I was recently designing an API with the following constraints:

Picture this:

@MainActor
func handle<V>(_ value: V) {
  Task.detached {
    // Not on the main actor.
    //
    // Do some stuff...
    Task { @MainActor in
      // Back on the main actor.
      value.something()
    }
  }
}

Going down this path, V has to be constrained as Sendable (to avoid warnings when strict concurrency checking is enabled), which is an unfortunate over-requirement. Whilst the reference is being passed between concurrency domains (i.e. "sent"), it's only ever interacted with on the main actor. Therefore I tried using a lightweight box type to "ship" a value from an @MainActor context to another.

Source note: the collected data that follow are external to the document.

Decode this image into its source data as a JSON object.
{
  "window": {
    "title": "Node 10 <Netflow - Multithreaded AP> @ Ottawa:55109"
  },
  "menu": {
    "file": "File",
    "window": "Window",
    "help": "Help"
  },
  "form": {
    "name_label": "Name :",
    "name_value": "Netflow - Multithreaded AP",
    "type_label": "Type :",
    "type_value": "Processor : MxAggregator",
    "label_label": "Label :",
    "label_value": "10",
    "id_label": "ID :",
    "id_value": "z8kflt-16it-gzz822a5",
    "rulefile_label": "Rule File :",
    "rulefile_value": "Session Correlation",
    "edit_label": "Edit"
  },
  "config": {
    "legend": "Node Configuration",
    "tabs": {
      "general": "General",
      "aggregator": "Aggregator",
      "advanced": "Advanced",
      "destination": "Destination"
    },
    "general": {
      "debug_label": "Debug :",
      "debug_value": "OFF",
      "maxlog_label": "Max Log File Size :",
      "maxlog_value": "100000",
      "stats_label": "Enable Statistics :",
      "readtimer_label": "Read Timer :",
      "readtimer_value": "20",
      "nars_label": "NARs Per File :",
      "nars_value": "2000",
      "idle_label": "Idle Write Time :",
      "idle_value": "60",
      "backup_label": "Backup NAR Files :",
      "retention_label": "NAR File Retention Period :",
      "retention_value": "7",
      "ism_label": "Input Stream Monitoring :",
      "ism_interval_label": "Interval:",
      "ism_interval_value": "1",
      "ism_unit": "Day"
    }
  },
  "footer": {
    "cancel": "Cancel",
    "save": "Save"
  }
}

struct MainActorBox<V>: @unchecked Sendable {
  @MainActor
  init(value: V) {
    self.value = value
  }

  @MainActor
  func get() -> V {
    value
  }

  private let value: V
}

The box itself is Sendable, however the value is effectively hidden away when not on the main actor. This allows the box to be safely transferred between concurrency domains without warnings.

@MainActor
func handle<V>(_ value: V) {
  let box = MainActorBox(value: value)
  Task.detached {
    // Not on the main actor.
    //
    // Do some stuff...
    Task { @MainActor in
      // Back on the main actor.
      box.get().something()
    }
  }
}

It would be awesome if the compiler could figure this out without having to wrap the type, but I acknowledge that this could be quite tricky to do statically (particularly for a non-trivial example).

Another improvement would be able to make this generic to any concurrency domain (rather than just the main actor), however I don't believe that's possible right now (even for custom global actors).